L'incontro del Cardinal Gualtiero Bassetti con i rifugiati del Centro Astalli (Foto Siciliani)
«Vedervi tutti insieme - profughi, volontari, gesuiti - e sentire i vostri racconti - che sono in realtà brandelli di carne - mi fa venire in mente il miracolo della Pentecoste. Erano insieme popoli di Cappadocia, Egitto, Mesopotamia, di Roma. Popoli di lingue e di etnie diverse. E si verificò un miracolo, che mi auguro si verifichi anche ora: lo spirito di Dio discese e cominciarono a parlare tutti la stessa lingua. Era la lingua dell'amore, e non c'è creatura che non la capisca». Il presidente della Cei, cardinale Gualtiero Bassetti, ha salutato così, nella chiesa del Gesù a Roma, i profughi e richiedenti asilo assistiti dal Centro Astalli gestito dal Jrs, il servizio dei gesuiti per i rifugiati in Italia. «Dio rende giustizia al forestiero - ha aggiunto il cardinale Bassetti - gli dà pane e vestiti». Poi ha ricordato «i sacrifici immensi fatti per raggiungere l'Europa, in gran parte dovuti alle nostre paure, che ci fanno tenere lontano l'altro e, come dice il Papa, generano scarti umani».
L'incontro è stato organizzato per celebrare la Giornata mondiale del Migrante e del Rifugiato, promossa dalla Chiesa cattolica il 14 gennaio. «Qualcuno potrebbe pensare che siamo in ritardo rispetto alla Giornata che, con grande entusiasmo, abbiamo celebrato con papa Francesco - ha detto il presidente del Centro Astalli padre Camillo Ripamonti - in realtà da una parte non si è mai in ritardo se vogliamo porre l'attenzione e riflettere sul tema dei migranti e dei rifugiati, perché il fenomeno migratorio è strutturale nella nostra società e di enorme rilevanza; dall'altra siamo sempre un po' in ritardo nel leggere il libro del mondo, soprattutto il capitolo riguardante le migrazioni».
Il cardinale Bassetti ha ascoltato quattro testimonianze di altrettanti profughi, quattro storie che hanno incarnato le quattro parole chiave indicate dal Papa nel suo messaggio per la Giornata del rifugiato: accogliere, difendere, promuovere e integrare.

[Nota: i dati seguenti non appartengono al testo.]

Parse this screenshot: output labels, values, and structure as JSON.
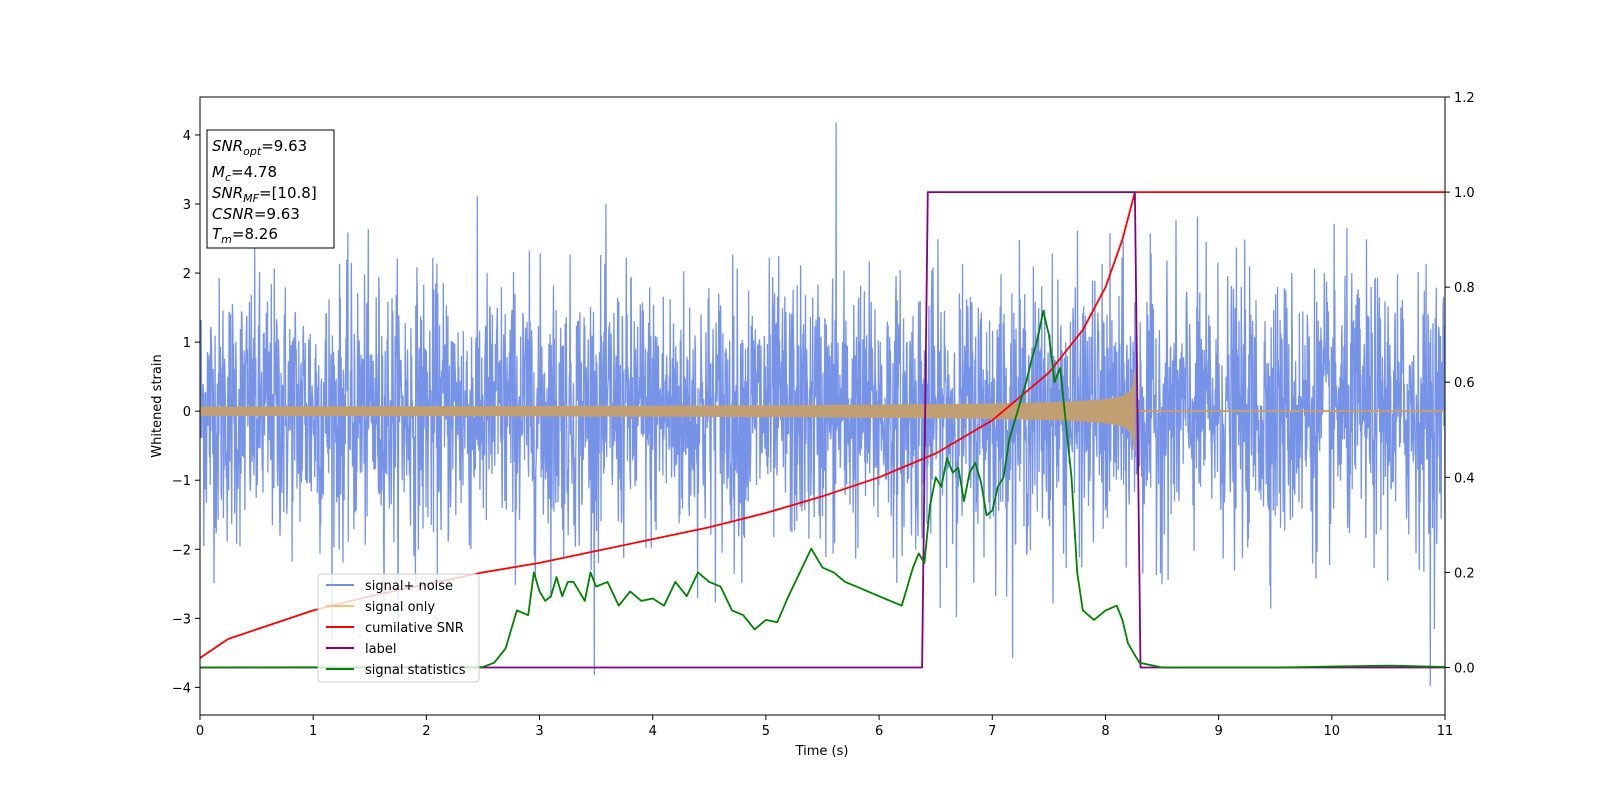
{
  "chart_data": {
    "type": "line",
    "title": "",
    "xlabel": "Time (s)",
    "ylabel": "Whitened strain",
    "xlim": [
      0,
      11
    ],
    "ylim_left": [
      -4.4,
      4.55
    ],
    "ylim_right": [
      -0.1,
      1.2
    ],
    "x_ticks": [
      0,
      1,
      2,
      3,
      4,
      5,
      6,
      7,
      8,
      9,
      10,
      11
    ],
    "y_ticks_left": [
      -4,
      -3,
      -2,
      -1,
      0,
      1,
      2,
      3,
      4
    ],
    "y_ticks_right": [
      0.0,
      0.2,
      0.4,
      0.6,
      0.8,
      1.0,
      1.2
    ],
    "grid": false,
    "legend_position": "lower-left",
    "colors": {
      "signal_noise": "#6f8de6",
      "signal_only": "#c29f72",
      "cumulative_snr": "#ff0000",
      "label": "#800080",
      "signal_statistics": "#008000",
      "legend_signal_only": "#f5c07a"
    },
    "series": [
      {
        "name": "signal+ noise",
        "axis": "left",
        "kind": "noise",
        "description_values": {
          "mean": 0,
          "std": 0.95,
          "peak_max": 4.18,
          "peak_min": -3.98,
          "x_range": [
            0,
            11
          ]
        }
      },
      {
        "name": "signal only",
        "axis": "left",
        "kind": "chirp",
        "description_values": {
          "start_amplitude": 0.06,
          "end_amplitude": 0.95,
          "start_time": 0,
          "merger_time": 8.26
        }
      },
      {
        "name": "cumilative SNR",
        "axis": "right",
        "x": [
          0,
          0.25,
          0.5,
          1,
          1.5,
          2,
          2.5,
          3,
          3.5,
          4,
          4.5,
          5,
          5.5,
          6,
          6.5,
          7,
          7.5,
          7.8,
          8.0,
          8.15,
          8.26,
          8.3,
          11
        ],
        "y": [
          0.02,
          0.06,
          0.08,
          0.12,
          0.15,
          0.175,
          0.2,
          0.22,
          0.245,
          0.27,
          0.295,
          0.325,
          0.36,
          0.4,
          0.45,
          0.52,
          0.62,
          0.71,
          0.8,
          0.9,
          1.0,
          1.0,
          1.0
        ]
      },
      {
        "name": "label",
        "axis": "right",
        "x": [
          0,
          6.38,
          6.43,
          8.26,
          8.31,
          11
        ],
        "y": [
          0,
          0,
          1,
          1,
          0,
          0
        ]
      },
      {
        "name": "signal statistics",
        "axis": "right",
        "x": [
          0,
          2.5,
          2.6,
          2.7,
          2.8,
          2.9,
          2.95,
          3.0,
          3.05,
          3.1,
          3.15,
          3.2,
          3.25,
          3.3,
          3.4,
          3.45,
          3.5,
          3.6,
          3.7,
          3.8,
          3.9,
          4.0,
          4.1,
          4.2,
          4.3,
          4.4,
          4.5,
          4.6,
          4.7,
          4.8,
          4.9,
          5.0,
          5.1,
          5.2,
          5.3,
          5.4,
          5.5,
          5.6,
          5.7,
          5.8,
          5.9,
          6.0,
          6.1,
          6.2,
          6.3,
          6.35,
          6.4,
          6.45,
          6.5,
          6.55,
          6.6,
          6.65,
          6.7,
          6.75,
          6.8,
          6.85,
          6.9,
          6.95,
          7.0,
          7.05,
          7.1,
          7.15,
          7.2,
          7.3,
          7.35,
          7.4,
          7.45,
          7.5,
          7.55,
          7.6,
          7.7,
          7.75,
          7.8,
          7.9,
          8.0,
          8.1,
          8.15,
          8.2,
          8.3,
          8.5,
          9.0,
          9.5,
          9.8,
          10.0,
          10.5,
          11
        ],
        "y": [
          0.0,
          0.001,
          0.01,
          0.04,
          0.12,
          0.11,
          0.2,
          0.16,
          0.14,
          0.15,
          0.19,
          0.15,
          0.18,
          0.18,
          0.14,
          0.2,
          0.17,
          0.18,
          0.13,
          0.16,
          0.14,
          0.145,
          0.13,
          0.18,
          0.15,
          0.2,
          0.18,
          0.17,
          0.12,
          0.11,
          0.08,
          0.1,
          0.095,
          0.15,
          0.2,
          0.25,
          0.21,
          0.2,
          0.18,
          0.17,
          0.16,
          0.15,
          0.14,
          0.13,
          0.21,
          0.24,
          0.22,
          0.34,
          0.4,
          0.38,
          0.44,
          0.41,
          0.42,
          0.35,
          0.41,
          0.43,
          0.39,
          0.32,
          0.33,
          0.38,
          0.4,
          0.48,
          0.52,
          0.6,
          0.65,
          0.69,
          0.75,
          0.7,
          0.6,
          0.63,
          0.4,
          0.2,
          0.12,
          0.1,
          0.12,
          0.13,
          0.1,
          0.05,
          0.01,
          0.0,
          0.0,
          0.0,
          0.001,
          0.002,
          0.004,
          0.001
        ]
      }
    ],
    "annotation_box": {
      "position": "top-left",
      "lines": [
        {
          "label": "SNR",
          "sub": "opt",
          "value": "=9.63"
        },
        {
          "label": "M",
          "sub": "c",
          "value": "=4.78"
        },
        {
          "label": "SNR",
          "sub": "MF",
          "value": "=[10.8]"
        },
        {
          "label": "CSNR",
          "sub": "",
          "value": "=9.63"
        },
        {
          "label": "T",
          "sub": "m",
          "value": "=8.26"
        }
      ]
    }
  }
}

La storia di Soumalia, 29 anni, laureato in legge, fuggito dal Mali per sfuggire agli arresti dopo che, come responsabile della comunicazione di un partito di opposizione, aveva denunciato «i crimini del governo».
Quella di Osman, scappato a 18 anni dalla Somalia insanguinata dai terroristi di Al Shabab, l'asilo in Italia, il lavoro nelle scuole per combattere pregiudizi e razzismo. E poi il racconto di Soheila, laureata in arte, 30 anni, fuggita dall'Iran in Danimarca, respinta dopo un anno in Italia per il regolamento di Dublino, i tre interventi alla testa, il coma, la determinazione a resistere e a guardare avanti. E infine l'odissea di Javad scappato a 13 anni dall'Afghanistan perché di etnìa Hazara, la traversata verso l'Iran sulle montagne tra le mine antiuomo, il lavoro da 16 ore al giorno come marmista, gli studi di sociologia, finalmente l'arrivo in Italia dove ritrova la sua fidanzata afghana, il matrimonio, il figlio Mobin, l'impegno a essere «uomo del dialogo con tutti, uomo di pace».
L’incontro si è concluso con l’invocazione della pace in 20 diverse lingue parlate dai rifugiati presenti (dall’arabo al wolof, dall’oromo al bambarà, dall’amarico al congolese e al curdo…). Il cardinal Bassetti ha invocato la pace leggendo la preghiera dei rifugiati scritta per l’occasione.